Seit März diesen Jahres verfügt die Stadt Llucmajor über ein neues und vielversprechendes kulturelles Schwergewicht: das Centre International de la Fotografie Toni Catany (CIFTC). Die Stiftung, vom Namensgeber kurz vor seinem Tod 2013 ins Leben gerufen, stellt sich die Aufgabe, nicht nur das umfangreiche fotografische Werk Catanys zu sichern und zu präsentieren, sondern will gleichzeitig auch ein Ort des kulturellen Austausches sein und die Sparten Fotografie, Tanz, Musik, Architektur, Malerei, Skulptur, Poesie und Kino miteinander verbinden: Transferenzen (Transferències). Ein ambitioniertes Vorhaben, das für zehn Jahre vom Inselrat finanziell abgesichert wurde. Der Neubau in hochwertiger Architektur auf mehreren Ebenen gibt das allemal her.

Am Samstag, den 17. Juni, begann diese Reihe mit einem Konzert des international renommierten und insbesondere auf den Balearen bekannten Jazz-Musikers Marco Mezquida (Maó, 1987). Mezquida, der mehrfach zum "Musiker des Jahres" in Katalonien gewählt wurde, hatte 2022 in München mit seinem Trio den BMW Welt Jazz Award gewonnen, nicht nur für seine Improvisationen, sondern auch für seine Kompositionen für Theater und Kurzfilm. Trotz seiner jungen Jahre ist der Menorquiner ein Star.

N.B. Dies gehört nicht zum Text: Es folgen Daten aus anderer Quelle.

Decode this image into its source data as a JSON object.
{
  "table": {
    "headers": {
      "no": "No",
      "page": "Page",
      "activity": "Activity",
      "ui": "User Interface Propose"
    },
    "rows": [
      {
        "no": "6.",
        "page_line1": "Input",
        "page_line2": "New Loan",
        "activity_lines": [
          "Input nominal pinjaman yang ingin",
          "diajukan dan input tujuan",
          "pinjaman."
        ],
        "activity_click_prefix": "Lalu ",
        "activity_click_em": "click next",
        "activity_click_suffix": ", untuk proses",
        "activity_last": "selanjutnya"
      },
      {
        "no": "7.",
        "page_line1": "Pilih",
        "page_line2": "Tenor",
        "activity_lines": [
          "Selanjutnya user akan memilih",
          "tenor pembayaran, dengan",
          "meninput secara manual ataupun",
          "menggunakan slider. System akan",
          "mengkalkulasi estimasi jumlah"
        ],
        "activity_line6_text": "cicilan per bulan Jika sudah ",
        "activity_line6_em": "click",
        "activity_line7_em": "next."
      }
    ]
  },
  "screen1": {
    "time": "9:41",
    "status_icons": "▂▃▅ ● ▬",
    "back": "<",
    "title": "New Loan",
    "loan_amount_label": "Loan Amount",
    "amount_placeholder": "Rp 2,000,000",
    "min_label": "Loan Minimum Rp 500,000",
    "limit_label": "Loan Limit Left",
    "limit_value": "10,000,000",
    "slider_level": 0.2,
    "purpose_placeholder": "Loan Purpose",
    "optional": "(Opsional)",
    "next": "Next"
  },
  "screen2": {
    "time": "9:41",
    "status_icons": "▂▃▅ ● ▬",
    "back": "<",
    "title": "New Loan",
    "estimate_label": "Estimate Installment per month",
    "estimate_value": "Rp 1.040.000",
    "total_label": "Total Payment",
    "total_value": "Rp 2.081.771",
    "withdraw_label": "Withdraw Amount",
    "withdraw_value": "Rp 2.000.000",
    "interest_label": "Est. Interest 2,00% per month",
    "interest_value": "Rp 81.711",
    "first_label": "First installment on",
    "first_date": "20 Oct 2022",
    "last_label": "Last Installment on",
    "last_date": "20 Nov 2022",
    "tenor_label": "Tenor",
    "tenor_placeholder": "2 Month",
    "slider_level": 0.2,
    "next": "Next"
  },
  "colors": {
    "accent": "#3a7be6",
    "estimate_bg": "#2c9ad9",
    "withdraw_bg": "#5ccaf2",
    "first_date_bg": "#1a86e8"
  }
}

Hervorragend, glasklar und tragend

Der multifunktionale, offene Saal im Untergeschoss des Centre war bis auf den letzten Platz besetzt. Wir lehnten uns alle zurück und richteten uns auf Hören ein. Die Akustik erwies sich als hervorragend, glasklar und tragend. Aber es gab auch zu sehen: zur Musik wurden Fotos von Toni Catany (Llucmajor, 1942 - 2013) projiziert. Es waren die männlichen Akte von Tänzern der Serie "Somniar Déus", die vor fünf Jahren in der Ca Sa Nostra in Palma ausgestellt waren.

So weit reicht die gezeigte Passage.